Gene: MRPL50
Official Full Name: mitochondrial ribosomal protein L50provided by HGNC
Gene Summary: Mammalian mitochondrial ribosomal proteins are encoded by nuclear genes and help in protein synthesis within the mitochondrion. Mitochondrial ribosomes (mitoribosomes) consist of a small 28S subunit and a large 39S subunit. They have an estimated 75% protein to rRNA composition compared to prokaryotic ribosomes, where this ratio is reversed. Another difference between mammalian mitoribosomes and prokaryotic ribosomes is that the latter contain a 5S rRNA. Among different species, the proteins comprising the mitoribosome differ greatly in sequence, and sometimes in biochemical properties, which prevents easy recognition by sequence homology. This gene encodes a putative 39S subunit protein and belongs to the L47P ribosomal protein family. Pseudogenes corresponding to this gene are found on chromosomes 2p, 2q, 5p, and 10q. [provided by RefSeq, Jul 2008]
Catalog Number | Product Name | Species | Gene | Passage ratio | Mycoplasma testing | Price |
---|---|---|---|---|---|---|
KO04589 | MRPL50 Knockout cell line (HeLa) | Human | MRPL50 | 1:3~1:6 | Negative | Online Inquiry |
KO04590 | MRPL50 Knockout cell line (HCT 116) | Human | MRPL50 | 1:2~1:4 | Negative | Online Inquiry |
KO04591 | MRPL50 Knockout cell line (HEK293) | Human | MRPL50 | 1:3~1:6 | Negative | Online Inquiry |
KO04592 | MRPL50 Knockout cell line (A549) | Human | MRPL50 | 1:3~1:4 | Negative | Online Inquiry |
MRPL50 Gene Knockout Cell Lines are specially engineered cell lines that possess a targeted ablation of the mitochondrial ribosomal protein L50 (MRPL50) gene. This gene is integral to mitochondrial ribosome function and protein synthesis, and its knockout allows researchers to elucidate the crucial role that mitochondrial protein synthesis plays in cellular metabolism, energy production, and apoptosis. The effective deletion of MRPL50 can be achieved through CRISPR/Cas9 technology, providing a precise tool for studying gene function and the downstream effects of mitochondrial dysfunction.

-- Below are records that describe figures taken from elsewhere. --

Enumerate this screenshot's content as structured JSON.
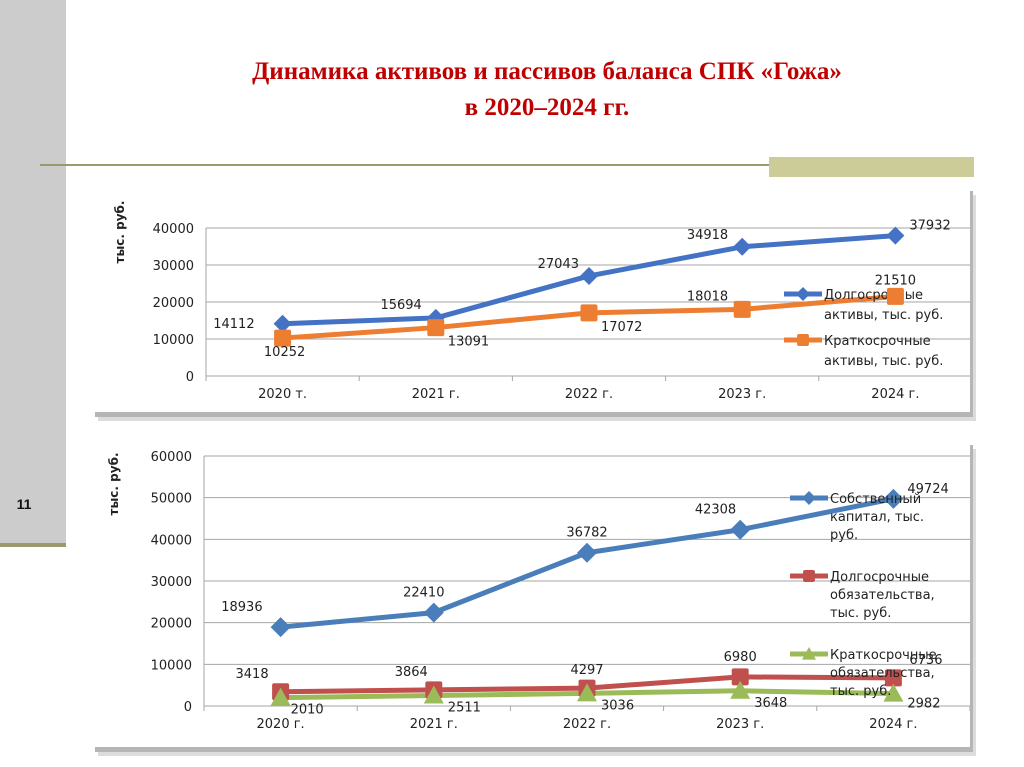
{
  "slide": {
    "number": "11",
    "title_line1": "Динамика активов и пассивов баланса СПК «Гожа»",
    "title_line2": "в 2020–2024 гг.",
    "colors": {
      "title": "#c00000",
      "sidebar": "#cccccc",
      "accent": "#9a9a6e"
    }
  },
  "chart_data": [
    {
      "type": "line",
      "title": "",
      "xlabel": "",
      "ylabel": "тыс. руб.",
      "categories": [
        "2020 т.",
        "2021 г.",
        "2022 г.",
        "2023 г.",
        "2024 г."
      ],
      "ylim": [
        0,
        40000
      ],
      "yticks": [
        "0",
        "10000",
        "20000",
        "30000",
        "40000"
      ],
      "grid": true,
      "legend_position": "right",
      "series": [
        {
          "name": "Долгосрочные активы, тыс. руб.",
          "legend_lines": [
            "Долгосрочные",
            "активы, тыс. руб."
          ],
          "color": "#4472c4",
          "marker": "diamond",
          "values": [
            14112,
            15694,
            27043,
            34918,
            37932
          ]
        },
        {
          "name": "Краткосрочные активы, тыс. руб.",
          "legend_lines": [
            "Краткосрочные",
            "активы, тыс. руб."
          ],
          "color": "#ed7d31",
          "marker": "square",
          "values": [
            10252,
            13091,
            17072,
            18018,
            21510
          ]
        }
      ]
    },
    {
      "type": "line",
      "title": "",
      "xlabel": "",
      "ylabel": "тыс. руб.",
      "categories": [
        "2020 г.",
        "2021 г.",
        "2022 г.",
        "2023 г.",
        "2024 г."
      ],
      "ylim": [
        0,
        60000
      ],
      "yticks": [
        "0",
        "10000",
        "20000",
        "30000",
        "40000",
        "50000",
        "60000"
      ],
      "grid": true,
      "legend_position": "right",
      "series": [
        {
          "name": "Собственный капитал, тыс. руб.",
          "legend_lines": [
            "Собственный",
            "капитал, тыс.",
            "руб."
          ],
          "color": "#4a7ebb",
          "marker": "diamond",
          "values": [
            18936,
            22410,
            36782,
            42308,
            49724
          ]
        },
        {
          "name": "Долгосрочные обязательства, тыс. руб.",
          "legend_lines": [
            "Долгосрочные",
            "обязательства,",
            "тыс. руб."
          ],
          "color": "#c0504d",
          "marker": "square",
          "values": [
            3418,
            3864,
            4297,
            6980,
            6736
          ]
        },
        {
          "name": "Краткосрочные обязательства, тыс. руб.",
          "legend_lines": [
            "Краткосрочные",
            "обязательства,",
            "тыс. руб."
          ],
          "color": "#9bbb59",
          "marker": "triangle",
          "values": [
            2010,
            2511,
            3036,
            3648,
            2982
          ]
        }
      ]
    }
  ]
}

The key function of these knockout cell lines lies in their ability to mimic mitochondrial diseases and metabolic disorders, thereby serving as invaluable models in research settings. By exploring the consequences of MRPL50 depletion, scientists can investigate the differential pathways activated during mitochondrial stress, identify potential therapeutic targets, and evaluate the efficacy of pharmacological interventions. These cell lines are particularly useful in the study of various diseases, including cancer and neurodegenerative disorders where mitochondrial dysfunction is a pivotal factor.
One significant advantage of MRPL50 Gene Knockout Cell Lines is their high specificity and reproducibility, offering researchers consistent models to work with over extended periods. Unlike traditional models that may carry multiple genetic variations, these knockout lines provide a clean slate for studying the effects of MRPL50 absence, resulting in more accurate interpretations of experimental outcomes.
In addition, the MRPL50 knockout model presents unique selling points compared to other cellular models. Unlike general knockouts that can lead to compensatory mechanisms, the specific targeting of MRPL50 ensures that researchers obtain insights into the unique role of this ribosomal protein without the confounding effects of other genetic backgrounds. This specificity is critical in the context of drug discovery and functional genomics.
For researchers, clinicians, and biotech companies, the MRPL50 Gene Knockout Cell Lines represent a sophisticated tool that can drive the understanding of mitochondrial roles in health and disease. They facilitate the discovery of novel therapeutic strategies, ensuring that researchers have access to innovative resources that enhance their investigations.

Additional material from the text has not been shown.